The reopening of the U.S. economy is bringing more people out of their homes, reviving interest in location-based mobile marketing. As pandemic restrictions are lifted and more people are vaccinated, they have greater freedom to visit stores, restaurants, theaters, car dealerships and other businesses that are vying for their attention.
Amid this shift in consumer habits, marketers seeking to reach Apple's customers are confronting the significant change to its privacy policy. The tech giant last month updated the software that runs the iPhone to ask customers for permission to share a device identifier used for online tracking with apps and websites.
The change was significant for marketers, considering that about 47% of the 247 million smartphone owners in the U.S. use an iPhone, researcher eMarketer estimated. So far, only 6% of iPhone users nationwide have consented to be tracked, according to mobile advertising and analytics firm Flurry. The low opt-in rate suggests marketers will have much greater difficulty in their behavioral targeting of ads.
"That's definitely going to present major challenges for advertisers looking to use location-based targeting," said Jesse Rosenschein, vice president of digital and account strategy at media agency Mediassociates. "As device ID unique identifiers are deprecated, we're really moving from an individualistic targeting approach from an audience perspective. Likewise, from a location perspective, we're going to be moving from a more precise approach to a more approximate approach."
That shift was already taking hold in the ad industry. Before Apple had changed its privacy policy, location data company Foursquare had measures to protect the identities of consumers. Those measures included a minimum audience size threshold to avoid narrowing consumer segments into personally identifiable groups, and not sharing raw location data or where people lived, according to a blog post.
Consumers venture outside
While the surge in e-commerce helped to drive growth in advertising on shopping sites like Amazon, a location-based approach to marketing will become more vital in reaching consumers who want to get away from their computer screens. Store visits, a key indicator of people's shopping activities, rose 3% from a year earlier during the first quarter, the first annual gain since the onset of the pandemic, according to location data company Placer.ai. It found that weekend visits to apparel stores had rebounded significantly, indicating that people were willing to spend more time at malls.
The gain in store visits is likely to be stronger throughout the remainder of the year as consumers get more adventurous. The portion of consumers who said they felt comfortable visiting a mall rose to a post-pandemic high of 62% this month from 23% a year ago, according to a tracking study by researcher Morning Consult.
As marketers seek to reach consumers on their smartphones, including iPhone users who aren't opting into tracking, contextual targeting has taken precedence. Amid the changing data privacy landscape that has made personalization and targeting more difficult, 70% of advertisers last year said context had become more important, according to a survey by researcher Advertiser Perceptions.
"Contextual targeting uses strategies that are independent of a persistent, unique identifier," Mediassociates' Rosenschein said. "Regular contextual targeting is based on online behaviors, while location-based contextual targeting is based on their real-world behaviors. It essentially uses specific geofences and location coordinates that represent places where consumers are likely to be engaging in specific activities."
Data from mobile carriers
Marketers also can find rich sources of data about people's behaviors from mobile carriers such as AT&T, T-Mobile and Verizon. The companies have undertaken a variety of efforts to leverage their consumer data into advertising sales, but faced significant competition from companies like Facebook and Google that have gathered rich sets of data.

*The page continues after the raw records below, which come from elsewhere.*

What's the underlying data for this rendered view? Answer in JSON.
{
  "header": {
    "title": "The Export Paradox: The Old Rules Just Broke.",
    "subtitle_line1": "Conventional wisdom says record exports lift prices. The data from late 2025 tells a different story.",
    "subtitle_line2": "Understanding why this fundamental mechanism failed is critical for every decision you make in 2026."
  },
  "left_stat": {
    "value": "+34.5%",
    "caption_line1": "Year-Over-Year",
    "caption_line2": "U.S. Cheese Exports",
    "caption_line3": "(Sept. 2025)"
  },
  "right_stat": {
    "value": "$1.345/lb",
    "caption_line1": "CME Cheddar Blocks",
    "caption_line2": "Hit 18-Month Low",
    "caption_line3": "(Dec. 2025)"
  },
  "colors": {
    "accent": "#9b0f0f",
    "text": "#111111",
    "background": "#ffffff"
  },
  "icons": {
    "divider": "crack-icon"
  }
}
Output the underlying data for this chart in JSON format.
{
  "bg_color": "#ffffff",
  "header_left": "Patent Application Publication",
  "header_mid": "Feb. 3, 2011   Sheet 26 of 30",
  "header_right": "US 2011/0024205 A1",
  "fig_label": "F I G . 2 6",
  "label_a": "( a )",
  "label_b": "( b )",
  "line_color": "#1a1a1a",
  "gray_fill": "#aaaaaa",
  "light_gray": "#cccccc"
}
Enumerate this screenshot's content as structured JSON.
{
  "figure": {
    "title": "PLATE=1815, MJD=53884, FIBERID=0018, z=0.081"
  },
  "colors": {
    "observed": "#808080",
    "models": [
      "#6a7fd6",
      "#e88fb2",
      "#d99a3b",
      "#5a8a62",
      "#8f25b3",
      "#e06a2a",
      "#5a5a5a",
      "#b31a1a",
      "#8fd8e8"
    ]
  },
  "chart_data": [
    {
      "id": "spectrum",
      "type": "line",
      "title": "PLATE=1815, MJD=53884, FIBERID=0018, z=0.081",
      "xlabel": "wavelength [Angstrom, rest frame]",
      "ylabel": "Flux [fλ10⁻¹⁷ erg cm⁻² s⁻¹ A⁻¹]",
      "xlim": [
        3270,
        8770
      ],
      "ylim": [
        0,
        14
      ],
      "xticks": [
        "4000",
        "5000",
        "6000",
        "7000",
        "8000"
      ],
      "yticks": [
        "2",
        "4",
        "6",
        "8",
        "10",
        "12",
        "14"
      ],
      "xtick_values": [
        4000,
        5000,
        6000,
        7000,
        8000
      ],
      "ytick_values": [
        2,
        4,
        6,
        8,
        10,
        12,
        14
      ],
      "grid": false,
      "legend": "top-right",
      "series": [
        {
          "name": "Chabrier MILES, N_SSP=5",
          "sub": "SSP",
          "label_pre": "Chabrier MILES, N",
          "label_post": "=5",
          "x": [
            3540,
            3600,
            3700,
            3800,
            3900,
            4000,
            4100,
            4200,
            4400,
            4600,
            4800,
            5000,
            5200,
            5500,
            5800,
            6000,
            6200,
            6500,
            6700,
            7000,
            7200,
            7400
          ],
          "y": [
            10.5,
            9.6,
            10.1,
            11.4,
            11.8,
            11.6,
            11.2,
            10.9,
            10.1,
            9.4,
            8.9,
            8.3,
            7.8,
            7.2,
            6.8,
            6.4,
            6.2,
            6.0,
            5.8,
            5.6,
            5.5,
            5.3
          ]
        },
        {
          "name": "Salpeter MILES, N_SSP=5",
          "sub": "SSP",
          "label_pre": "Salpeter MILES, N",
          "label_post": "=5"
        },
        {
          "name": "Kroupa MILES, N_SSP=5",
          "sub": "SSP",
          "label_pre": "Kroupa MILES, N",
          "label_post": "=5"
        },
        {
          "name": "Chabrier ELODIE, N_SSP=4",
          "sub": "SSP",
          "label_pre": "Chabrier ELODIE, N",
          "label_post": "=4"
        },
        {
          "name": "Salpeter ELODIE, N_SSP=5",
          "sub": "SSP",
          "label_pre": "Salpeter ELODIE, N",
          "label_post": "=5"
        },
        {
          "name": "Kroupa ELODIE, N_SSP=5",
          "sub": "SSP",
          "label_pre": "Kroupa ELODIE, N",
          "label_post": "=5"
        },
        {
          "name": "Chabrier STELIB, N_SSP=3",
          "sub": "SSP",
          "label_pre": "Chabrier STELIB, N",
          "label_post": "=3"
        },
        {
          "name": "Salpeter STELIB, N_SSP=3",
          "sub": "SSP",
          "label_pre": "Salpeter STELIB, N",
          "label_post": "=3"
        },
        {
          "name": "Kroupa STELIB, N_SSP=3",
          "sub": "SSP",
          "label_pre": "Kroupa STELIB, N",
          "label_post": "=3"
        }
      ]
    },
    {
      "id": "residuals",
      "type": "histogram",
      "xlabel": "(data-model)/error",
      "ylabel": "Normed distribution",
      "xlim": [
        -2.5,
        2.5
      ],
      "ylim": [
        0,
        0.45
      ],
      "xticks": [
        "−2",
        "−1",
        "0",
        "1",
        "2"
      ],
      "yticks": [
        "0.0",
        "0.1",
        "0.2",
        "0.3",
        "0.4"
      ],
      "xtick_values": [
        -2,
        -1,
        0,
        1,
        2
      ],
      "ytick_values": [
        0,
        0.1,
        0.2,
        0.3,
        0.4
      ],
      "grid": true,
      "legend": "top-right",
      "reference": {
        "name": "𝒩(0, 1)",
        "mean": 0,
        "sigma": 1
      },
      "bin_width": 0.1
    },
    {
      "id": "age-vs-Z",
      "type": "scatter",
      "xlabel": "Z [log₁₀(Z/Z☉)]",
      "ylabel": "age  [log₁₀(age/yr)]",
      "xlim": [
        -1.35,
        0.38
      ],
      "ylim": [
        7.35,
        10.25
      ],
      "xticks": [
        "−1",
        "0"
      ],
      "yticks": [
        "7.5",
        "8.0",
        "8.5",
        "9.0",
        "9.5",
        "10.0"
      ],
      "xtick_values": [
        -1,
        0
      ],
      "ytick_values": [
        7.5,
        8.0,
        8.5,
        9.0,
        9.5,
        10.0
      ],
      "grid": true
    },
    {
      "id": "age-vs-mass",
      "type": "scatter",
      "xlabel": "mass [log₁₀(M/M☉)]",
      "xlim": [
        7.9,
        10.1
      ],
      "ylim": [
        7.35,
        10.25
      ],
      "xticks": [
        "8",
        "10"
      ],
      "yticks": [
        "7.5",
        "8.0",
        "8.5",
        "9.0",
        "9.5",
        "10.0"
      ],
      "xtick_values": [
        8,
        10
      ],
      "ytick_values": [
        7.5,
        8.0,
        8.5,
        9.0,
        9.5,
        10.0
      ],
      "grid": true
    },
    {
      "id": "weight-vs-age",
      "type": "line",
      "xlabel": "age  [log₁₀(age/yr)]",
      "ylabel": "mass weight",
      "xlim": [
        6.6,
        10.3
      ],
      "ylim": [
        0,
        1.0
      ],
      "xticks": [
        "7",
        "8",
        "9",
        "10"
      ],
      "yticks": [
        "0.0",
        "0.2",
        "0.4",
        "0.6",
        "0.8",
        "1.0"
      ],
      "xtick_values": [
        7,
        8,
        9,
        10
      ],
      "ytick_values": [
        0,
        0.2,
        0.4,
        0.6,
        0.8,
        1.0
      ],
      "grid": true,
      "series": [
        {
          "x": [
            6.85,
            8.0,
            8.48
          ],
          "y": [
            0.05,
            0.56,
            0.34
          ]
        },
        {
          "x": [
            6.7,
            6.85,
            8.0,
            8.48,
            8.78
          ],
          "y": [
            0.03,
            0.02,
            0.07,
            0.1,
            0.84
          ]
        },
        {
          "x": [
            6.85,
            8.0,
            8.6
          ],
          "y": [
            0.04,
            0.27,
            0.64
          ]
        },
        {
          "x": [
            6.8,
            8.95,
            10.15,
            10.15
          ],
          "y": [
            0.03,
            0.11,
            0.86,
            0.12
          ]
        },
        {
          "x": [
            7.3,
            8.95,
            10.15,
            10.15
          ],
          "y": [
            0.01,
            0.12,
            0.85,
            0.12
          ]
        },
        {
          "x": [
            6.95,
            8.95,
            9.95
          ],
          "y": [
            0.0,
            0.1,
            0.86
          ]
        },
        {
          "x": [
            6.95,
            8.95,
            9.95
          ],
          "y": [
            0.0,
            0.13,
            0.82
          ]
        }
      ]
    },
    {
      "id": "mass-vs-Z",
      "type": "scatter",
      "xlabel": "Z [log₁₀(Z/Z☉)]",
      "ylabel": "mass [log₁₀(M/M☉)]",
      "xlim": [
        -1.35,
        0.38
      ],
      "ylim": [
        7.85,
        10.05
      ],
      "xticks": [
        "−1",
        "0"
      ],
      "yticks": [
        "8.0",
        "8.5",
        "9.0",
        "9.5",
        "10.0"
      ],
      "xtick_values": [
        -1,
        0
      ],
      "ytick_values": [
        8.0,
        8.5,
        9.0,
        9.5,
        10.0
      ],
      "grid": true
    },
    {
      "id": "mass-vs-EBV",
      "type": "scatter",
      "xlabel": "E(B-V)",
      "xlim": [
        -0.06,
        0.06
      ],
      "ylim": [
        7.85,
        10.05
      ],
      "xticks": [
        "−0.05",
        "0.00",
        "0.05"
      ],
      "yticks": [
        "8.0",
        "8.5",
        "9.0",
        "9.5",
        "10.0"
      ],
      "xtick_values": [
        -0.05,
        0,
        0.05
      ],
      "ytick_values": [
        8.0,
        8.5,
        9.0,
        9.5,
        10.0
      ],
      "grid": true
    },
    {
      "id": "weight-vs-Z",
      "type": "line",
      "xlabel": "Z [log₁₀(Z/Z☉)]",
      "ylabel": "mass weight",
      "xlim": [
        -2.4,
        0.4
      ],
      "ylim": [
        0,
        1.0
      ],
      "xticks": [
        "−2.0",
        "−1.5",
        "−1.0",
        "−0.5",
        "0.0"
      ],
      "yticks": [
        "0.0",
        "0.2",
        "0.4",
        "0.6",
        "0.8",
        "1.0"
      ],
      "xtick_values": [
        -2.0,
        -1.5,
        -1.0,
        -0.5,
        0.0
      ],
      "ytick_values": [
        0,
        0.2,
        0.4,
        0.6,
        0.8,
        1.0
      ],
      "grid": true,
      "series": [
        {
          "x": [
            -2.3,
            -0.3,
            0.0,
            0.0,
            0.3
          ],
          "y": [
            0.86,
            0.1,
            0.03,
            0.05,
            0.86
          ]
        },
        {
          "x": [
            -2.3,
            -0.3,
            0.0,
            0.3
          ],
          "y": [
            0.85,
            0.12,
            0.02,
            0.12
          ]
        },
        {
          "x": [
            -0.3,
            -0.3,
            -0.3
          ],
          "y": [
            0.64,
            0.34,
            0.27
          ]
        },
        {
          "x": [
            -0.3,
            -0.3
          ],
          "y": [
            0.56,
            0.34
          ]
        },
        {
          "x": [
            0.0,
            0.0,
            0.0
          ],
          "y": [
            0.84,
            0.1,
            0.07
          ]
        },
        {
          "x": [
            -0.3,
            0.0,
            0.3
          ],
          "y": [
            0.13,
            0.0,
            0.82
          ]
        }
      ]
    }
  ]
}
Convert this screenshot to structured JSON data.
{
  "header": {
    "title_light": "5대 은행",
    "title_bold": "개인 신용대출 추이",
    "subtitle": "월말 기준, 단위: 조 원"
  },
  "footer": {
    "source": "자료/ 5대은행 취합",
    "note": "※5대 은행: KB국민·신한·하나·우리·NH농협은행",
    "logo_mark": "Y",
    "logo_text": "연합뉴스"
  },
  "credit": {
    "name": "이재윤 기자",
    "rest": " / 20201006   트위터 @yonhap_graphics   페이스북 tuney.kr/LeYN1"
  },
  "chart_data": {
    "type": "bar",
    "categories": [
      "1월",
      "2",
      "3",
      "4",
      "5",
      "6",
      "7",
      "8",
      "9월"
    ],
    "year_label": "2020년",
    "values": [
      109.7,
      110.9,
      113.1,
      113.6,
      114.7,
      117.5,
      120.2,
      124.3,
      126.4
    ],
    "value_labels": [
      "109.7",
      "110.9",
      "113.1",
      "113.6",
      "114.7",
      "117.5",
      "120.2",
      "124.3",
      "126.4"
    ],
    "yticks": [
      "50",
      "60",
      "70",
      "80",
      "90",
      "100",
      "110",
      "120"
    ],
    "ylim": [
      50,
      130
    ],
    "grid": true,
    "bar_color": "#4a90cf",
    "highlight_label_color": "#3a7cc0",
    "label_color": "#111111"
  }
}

T-Mobile last month began automatically enrolling subscribers in a program to share their web and mobile-app data with advertisers, unless they choose to opt out, according to an announcement. The company doesn't share personally identifiable information with advertisers, and instead ties the data with identifiers that are grouped into an audience segment such as "sports enthusiast."
There are limits on what kinds of data T-Mobile uses or shares, including precise location data for advertising unless consumers give permission to do so. U.S. law also prevents the company from sharing "customer proprietary network information" such as call logs that are considered highly sensitive.
Marketers also can geotarget consumers who have opted in to receive push notifications from a store or restaurant chain. For companies that have loyalty rewards programs, those notifications can be a powerful way to engage consumers who are most likely to make a purchase. Apps typically give smartphone users the options to share their location data and to receive push notifications about special promotions.
"It's almost like a modernized version of out-of-home," Rosenschein said. "As a consumer is in a specific location, they're served a push notification, versus the type of location-based targeting that happens after a consumer visits a location in the real world."